Disparition d’une fillette de trois ans dans le Gard : la garde à vue de la mère prolongée, un proche de la famille remis en liberté, le père recherché

Disparition d’une fillette de trois ans dans le Gard : la garde à vue de la mère prolongée, un proche relâché, le père activement recherché L’enquête sur la dis
Disparition d’une fillette de trois ans dans le Gard : la garde à vue de la mère prolongée, un proche relâché, le père activement recherché
L’enquête sur la disparition d’une fillette de trois ans, initialement placée dans un foyer à Uzès (Gard), connaît de nouveaux développements. Selon les informations rapportées par Midi Libre, la garde à vue de la mère de l’enfant a été prolongée tandis qu’un proche de la famille a été remis en liberté. Les forces de l’ordre concentrent désormais leurs recherches sur le père de la petite fille, toujours en fuite.
Une garde à vue prolongée pour la mère
La mère de la fillette, âgée d’une trentaine d’années, avait été placée en garde à vue lundi dernier dans le cadre de l’enquête ouverte pour « soustraction d’un enfant par un ascendant ». D’après des sources proches de l’enquête citées par Midi Libre, cette mesure a été prolongée de 24 heures mardi soir, permettant aux enquêteurs de poursuivre les auditions. Les gendarmes cherchent à déterminer le rôle exact de la mère dans les événements ayant conduit à la disparition de l’enfant du foyer où elle était placée.
La fillette, prénommée Louna, avait été confiée à un établissement spécialisé d’Uzès dans le cadre d’une mesure de protection de l’enfance. Selon les premiers éléments de l’enquête, elle aurait été retirée de ce lieu par un ou plusieurs proches, sans autorisation judiciaire. La mère, qui aurait pu faciliter ou organiser cette soustraction, est entendue dans le cadre d’une procédure qui pourrait également impliquer des membres de sa famille.
Un proche de la famille remis en liberté
Un proche de la famille, interpellé dans le cadre de la même enquête, a quant à lui été remis en liberté sans être mis en examen, a indiqué Midi Libre mardi soir. Les enquêteurs n’auraient pas retenu d’éléments suffisants pour justifier son maintien en garde à vue. Cette libération pourrait indiquer que son implication dans la soustraction de l’enfant est jugée moins directe que celle de la mère ou du père.
Les gendarmes poursuivent néanmoins les investigations pour comprendre le déroulement précis des faits.

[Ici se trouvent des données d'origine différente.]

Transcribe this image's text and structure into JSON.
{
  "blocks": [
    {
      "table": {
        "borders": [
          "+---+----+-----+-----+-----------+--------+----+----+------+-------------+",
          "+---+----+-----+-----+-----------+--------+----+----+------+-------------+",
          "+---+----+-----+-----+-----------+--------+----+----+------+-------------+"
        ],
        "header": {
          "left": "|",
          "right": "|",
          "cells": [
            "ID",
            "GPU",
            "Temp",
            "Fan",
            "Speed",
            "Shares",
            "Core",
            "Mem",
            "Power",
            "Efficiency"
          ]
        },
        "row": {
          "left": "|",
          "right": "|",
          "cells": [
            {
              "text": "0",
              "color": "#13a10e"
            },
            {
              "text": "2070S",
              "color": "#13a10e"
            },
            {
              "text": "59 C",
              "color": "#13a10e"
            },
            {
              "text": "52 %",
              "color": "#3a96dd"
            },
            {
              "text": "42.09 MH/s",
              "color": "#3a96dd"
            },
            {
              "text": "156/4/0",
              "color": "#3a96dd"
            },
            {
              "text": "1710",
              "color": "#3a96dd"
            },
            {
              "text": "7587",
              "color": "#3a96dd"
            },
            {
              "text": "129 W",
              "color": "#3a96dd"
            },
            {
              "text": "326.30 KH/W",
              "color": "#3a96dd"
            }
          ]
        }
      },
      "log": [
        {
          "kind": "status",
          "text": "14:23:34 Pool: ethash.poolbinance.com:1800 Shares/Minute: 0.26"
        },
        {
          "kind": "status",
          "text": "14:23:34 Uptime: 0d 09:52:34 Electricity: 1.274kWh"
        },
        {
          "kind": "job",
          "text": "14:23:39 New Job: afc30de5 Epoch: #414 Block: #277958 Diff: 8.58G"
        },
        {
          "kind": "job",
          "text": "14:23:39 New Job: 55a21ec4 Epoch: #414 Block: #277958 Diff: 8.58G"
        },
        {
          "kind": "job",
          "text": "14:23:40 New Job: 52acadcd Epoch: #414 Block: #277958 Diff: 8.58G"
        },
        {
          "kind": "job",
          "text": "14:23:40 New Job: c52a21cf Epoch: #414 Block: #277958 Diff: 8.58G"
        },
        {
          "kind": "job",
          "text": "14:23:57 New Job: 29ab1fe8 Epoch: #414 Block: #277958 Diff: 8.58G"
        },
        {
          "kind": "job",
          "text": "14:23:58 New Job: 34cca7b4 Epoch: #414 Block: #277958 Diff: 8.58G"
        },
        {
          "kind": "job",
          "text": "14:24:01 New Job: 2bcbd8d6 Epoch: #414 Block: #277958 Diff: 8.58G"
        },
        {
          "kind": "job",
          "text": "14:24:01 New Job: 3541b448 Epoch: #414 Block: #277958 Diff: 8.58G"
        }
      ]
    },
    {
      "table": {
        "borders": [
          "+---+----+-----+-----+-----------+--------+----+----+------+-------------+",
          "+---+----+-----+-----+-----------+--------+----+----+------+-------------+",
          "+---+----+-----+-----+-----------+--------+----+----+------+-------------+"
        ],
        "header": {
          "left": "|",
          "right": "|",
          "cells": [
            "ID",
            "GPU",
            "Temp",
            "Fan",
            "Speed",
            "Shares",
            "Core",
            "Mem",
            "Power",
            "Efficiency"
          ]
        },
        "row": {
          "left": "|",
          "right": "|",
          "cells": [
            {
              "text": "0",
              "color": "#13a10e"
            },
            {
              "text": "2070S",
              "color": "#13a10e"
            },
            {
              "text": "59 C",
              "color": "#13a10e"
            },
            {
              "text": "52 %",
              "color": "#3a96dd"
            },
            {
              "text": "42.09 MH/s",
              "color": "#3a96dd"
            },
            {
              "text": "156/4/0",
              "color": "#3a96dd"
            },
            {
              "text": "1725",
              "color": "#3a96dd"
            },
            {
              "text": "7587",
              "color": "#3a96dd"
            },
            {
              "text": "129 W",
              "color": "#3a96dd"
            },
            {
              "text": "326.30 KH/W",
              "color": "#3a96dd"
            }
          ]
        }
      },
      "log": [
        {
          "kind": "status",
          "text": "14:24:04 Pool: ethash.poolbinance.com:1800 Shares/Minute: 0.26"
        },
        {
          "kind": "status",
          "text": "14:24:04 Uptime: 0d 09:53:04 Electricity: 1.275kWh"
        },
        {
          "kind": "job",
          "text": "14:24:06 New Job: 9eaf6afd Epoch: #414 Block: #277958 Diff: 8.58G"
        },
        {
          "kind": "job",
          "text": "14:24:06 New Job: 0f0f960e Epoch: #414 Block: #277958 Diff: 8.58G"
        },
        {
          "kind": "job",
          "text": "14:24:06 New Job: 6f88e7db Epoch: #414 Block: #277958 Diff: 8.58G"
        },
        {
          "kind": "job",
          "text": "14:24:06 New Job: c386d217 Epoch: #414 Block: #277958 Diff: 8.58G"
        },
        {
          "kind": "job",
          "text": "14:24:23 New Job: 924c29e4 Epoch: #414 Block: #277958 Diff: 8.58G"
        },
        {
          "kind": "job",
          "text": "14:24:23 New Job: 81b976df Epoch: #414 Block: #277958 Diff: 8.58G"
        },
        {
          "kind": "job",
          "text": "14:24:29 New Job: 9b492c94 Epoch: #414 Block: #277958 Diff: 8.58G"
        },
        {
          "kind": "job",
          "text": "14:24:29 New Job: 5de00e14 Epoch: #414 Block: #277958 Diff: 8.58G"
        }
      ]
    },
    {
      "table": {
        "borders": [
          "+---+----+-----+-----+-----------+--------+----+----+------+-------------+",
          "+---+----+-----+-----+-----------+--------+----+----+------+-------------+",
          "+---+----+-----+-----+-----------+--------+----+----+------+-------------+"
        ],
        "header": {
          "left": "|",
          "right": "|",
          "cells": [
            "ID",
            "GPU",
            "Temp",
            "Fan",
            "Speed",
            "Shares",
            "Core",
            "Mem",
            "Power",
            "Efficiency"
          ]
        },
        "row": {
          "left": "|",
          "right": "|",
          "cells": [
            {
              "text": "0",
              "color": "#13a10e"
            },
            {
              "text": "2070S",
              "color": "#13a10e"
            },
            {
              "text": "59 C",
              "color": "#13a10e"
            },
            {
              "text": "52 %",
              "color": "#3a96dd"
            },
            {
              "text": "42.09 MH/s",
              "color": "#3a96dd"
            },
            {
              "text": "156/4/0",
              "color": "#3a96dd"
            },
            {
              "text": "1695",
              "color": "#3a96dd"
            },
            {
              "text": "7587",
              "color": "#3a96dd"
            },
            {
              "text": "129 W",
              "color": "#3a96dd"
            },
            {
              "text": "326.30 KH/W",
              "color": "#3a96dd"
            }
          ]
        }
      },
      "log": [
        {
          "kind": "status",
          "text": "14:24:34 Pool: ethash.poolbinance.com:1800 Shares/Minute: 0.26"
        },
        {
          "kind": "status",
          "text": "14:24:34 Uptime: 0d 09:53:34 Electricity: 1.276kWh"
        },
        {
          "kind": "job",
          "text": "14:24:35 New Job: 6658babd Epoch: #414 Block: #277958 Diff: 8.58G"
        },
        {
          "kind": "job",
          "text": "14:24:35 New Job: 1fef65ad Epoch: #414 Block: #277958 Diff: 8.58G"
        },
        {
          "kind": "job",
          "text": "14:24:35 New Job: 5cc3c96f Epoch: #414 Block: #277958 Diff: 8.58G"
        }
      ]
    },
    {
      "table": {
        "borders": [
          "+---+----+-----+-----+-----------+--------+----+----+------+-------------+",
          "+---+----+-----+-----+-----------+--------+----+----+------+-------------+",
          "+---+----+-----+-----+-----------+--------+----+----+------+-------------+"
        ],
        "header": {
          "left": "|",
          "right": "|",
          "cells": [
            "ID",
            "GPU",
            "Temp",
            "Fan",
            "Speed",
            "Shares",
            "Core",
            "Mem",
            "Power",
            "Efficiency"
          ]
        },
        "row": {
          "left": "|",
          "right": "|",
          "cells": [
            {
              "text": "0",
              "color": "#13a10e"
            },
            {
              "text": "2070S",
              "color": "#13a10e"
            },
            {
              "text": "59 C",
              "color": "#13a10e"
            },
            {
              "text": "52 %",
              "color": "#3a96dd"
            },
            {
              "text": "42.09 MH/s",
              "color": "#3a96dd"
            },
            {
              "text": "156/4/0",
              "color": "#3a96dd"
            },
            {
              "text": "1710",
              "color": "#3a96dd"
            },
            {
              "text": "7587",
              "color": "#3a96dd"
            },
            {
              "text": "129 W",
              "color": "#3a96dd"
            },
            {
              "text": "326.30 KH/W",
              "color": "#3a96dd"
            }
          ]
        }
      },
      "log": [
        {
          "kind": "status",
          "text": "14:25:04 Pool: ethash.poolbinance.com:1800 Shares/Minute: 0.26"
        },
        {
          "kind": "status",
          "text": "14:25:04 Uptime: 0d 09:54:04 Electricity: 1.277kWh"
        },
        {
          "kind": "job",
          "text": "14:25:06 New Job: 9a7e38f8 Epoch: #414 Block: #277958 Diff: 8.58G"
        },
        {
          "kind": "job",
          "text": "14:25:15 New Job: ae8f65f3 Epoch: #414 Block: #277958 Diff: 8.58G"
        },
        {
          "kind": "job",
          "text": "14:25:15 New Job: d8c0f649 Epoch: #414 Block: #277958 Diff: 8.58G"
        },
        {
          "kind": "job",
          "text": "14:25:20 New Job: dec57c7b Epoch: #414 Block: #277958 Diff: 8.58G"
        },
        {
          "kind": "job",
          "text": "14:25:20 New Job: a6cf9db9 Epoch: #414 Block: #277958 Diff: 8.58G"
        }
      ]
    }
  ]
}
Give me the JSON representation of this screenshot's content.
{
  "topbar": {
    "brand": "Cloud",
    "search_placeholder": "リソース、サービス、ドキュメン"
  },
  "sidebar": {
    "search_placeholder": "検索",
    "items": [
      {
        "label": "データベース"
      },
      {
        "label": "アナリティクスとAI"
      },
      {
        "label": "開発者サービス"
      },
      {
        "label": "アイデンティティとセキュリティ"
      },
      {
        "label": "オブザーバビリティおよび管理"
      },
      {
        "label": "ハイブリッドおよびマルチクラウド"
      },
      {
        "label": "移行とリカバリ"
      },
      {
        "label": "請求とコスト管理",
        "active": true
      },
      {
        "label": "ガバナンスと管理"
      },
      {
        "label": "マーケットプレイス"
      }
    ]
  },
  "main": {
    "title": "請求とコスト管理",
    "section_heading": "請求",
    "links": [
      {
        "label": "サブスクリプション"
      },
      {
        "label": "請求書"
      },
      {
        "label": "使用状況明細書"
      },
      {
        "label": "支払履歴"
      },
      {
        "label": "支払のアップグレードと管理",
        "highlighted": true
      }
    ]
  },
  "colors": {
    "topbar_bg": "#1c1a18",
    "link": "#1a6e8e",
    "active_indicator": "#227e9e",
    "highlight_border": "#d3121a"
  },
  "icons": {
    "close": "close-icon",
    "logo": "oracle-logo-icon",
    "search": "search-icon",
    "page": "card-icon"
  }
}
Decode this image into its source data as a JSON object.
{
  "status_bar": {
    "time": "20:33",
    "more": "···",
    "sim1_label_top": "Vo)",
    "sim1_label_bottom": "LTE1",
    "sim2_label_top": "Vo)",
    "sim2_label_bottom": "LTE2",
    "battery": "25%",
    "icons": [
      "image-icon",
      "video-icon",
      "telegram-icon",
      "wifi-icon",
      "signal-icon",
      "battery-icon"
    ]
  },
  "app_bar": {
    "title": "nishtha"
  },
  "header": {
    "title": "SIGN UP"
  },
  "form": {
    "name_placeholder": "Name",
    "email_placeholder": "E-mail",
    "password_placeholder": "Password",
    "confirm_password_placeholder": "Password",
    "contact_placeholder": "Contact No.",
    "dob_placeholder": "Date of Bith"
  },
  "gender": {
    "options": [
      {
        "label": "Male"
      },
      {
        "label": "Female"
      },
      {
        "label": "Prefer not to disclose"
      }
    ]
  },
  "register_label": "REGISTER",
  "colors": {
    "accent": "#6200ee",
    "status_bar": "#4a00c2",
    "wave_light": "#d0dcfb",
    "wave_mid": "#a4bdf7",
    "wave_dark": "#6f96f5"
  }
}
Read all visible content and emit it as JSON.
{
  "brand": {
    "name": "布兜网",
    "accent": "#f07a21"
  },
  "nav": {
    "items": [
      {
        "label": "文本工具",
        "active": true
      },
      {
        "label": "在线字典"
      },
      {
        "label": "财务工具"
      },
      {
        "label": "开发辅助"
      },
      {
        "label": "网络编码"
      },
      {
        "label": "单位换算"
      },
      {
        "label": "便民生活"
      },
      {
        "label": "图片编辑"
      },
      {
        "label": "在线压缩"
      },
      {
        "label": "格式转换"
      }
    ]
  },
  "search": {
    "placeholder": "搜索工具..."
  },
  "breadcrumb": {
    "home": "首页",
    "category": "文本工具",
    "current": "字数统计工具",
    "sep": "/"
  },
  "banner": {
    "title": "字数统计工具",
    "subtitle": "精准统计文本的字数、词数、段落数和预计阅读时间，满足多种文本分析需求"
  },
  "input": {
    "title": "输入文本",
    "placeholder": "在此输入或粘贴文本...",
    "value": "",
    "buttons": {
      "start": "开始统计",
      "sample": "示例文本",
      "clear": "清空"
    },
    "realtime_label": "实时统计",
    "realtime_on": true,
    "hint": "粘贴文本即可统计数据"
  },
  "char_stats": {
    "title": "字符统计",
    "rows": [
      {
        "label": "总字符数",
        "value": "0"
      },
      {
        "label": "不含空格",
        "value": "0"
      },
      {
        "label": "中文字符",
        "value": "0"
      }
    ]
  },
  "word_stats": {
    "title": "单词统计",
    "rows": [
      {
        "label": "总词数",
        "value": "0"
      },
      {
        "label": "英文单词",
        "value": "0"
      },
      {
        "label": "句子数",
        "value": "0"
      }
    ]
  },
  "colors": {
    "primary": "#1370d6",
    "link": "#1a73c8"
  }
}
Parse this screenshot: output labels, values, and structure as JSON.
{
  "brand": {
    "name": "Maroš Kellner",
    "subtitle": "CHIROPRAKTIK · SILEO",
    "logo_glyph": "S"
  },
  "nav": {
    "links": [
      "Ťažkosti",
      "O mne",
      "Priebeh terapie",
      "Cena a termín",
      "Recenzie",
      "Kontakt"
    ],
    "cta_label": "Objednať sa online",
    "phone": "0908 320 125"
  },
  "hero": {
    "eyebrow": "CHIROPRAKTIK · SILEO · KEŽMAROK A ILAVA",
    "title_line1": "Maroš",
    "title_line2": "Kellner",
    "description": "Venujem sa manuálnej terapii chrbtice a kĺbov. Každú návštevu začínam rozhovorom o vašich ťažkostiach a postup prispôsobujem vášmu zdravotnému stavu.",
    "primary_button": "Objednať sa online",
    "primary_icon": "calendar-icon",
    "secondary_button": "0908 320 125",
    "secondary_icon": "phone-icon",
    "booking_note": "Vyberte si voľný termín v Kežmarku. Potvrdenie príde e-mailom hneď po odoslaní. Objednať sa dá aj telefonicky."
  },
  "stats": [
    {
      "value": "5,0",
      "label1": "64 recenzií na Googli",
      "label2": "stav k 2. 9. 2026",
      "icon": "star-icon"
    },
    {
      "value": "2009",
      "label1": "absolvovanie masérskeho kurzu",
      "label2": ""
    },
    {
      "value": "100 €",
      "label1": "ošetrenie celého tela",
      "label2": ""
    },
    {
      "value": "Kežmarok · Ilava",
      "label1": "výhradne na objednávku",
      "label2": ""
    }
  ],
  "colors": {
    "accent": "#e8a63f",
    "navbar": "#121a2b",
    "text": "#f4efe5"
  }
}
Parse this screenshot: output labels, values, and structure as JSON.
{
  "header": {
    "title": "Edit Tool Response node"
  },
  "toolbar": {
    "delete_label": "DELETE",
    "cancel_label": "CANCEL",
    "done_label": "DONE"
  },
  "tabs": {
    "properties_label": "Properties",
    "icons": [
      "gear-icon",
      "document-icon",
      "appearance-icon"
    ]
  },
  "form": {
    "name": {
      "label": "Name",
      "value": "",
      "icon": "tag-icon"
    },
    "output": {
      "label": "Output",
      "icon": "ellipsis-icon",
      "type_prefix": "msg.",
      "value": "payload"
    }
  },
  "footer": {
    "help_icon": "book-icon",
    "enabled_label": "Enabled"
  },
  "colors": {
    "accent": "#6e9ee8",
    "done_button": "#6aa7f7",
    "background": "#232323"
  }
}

Selon des sources proches de l’enquête, la fillette aurait été retrouvée mardi dans la Drôme, mais les circonstances exactes de cette découverte restent floues. L’enfant serait désormais en sécurité et prise en charge par les services sociaux, mais les autorités n’ont pas communiqué officiellement sur son état de santé.
Le père activement recherché
Le père de la fillette, âgé d’une trentaine d’années, est activement recherché par les gendarmes. Selon Midi Libre, il serait le principal suspect dans cette affaire de soustraction d’enfant. Les enquêteurs estiment qu’il pourrait avoir joué un rôle central dans le retrait de Louna du foyer uzétien, et sa fuite alimente les soupçons.
Les recherches se concentrent dans le sud-est de la France, mais les gendarmes n’excluent pas que le père ait pu franchir les frontières. Un appel à témoins a été diffusé sur les réseaux sociaux et dans les médias locaux pour recueillir toute information permettant de localiser le suspect. Les forces de l’ordre rappellent que toute personne ayant aperçu un homme correspondant à la description du père est invitée à contacter la gendarmerie.
Un contexte de protection de l’enfance
Cette affaire met en lumière les difficultés rencontrées par les services de protection de l’enfance pour garantir la sécurité des enfants placés. Selon des données du ministère de la Justice, les cas de soustraction d’enfants par des proches restent rares mais représentent un défi pour les autorités, notamment lorsque les parents sont en conflit avec les décisions judiciaires.
Dans le Gard, le parquet de Nîmes a ouvert une enquête pour « soustraction d’un enfant par un ascendant » et « non-représentation d’enfant ». Les investigations se poursuivent pour déterminer si d’autres personnes ont participé à la disparition de Louna. La prolongation de la garde à vue de la mère et la libération d’un proche suggèrent que l’enquête avance, mais qu’elle nécessite encore des éclaircissements sur les responsabilités de chacun.
Les prochains jours devraient être décisifs, notamment si le père est interpellé. En attendant, la priorité reste la protection de l’enfant, désormais prise en charge par les services sociaux dans un lieu tenu secret pour éviter toute nouvelle tentative de soustraction.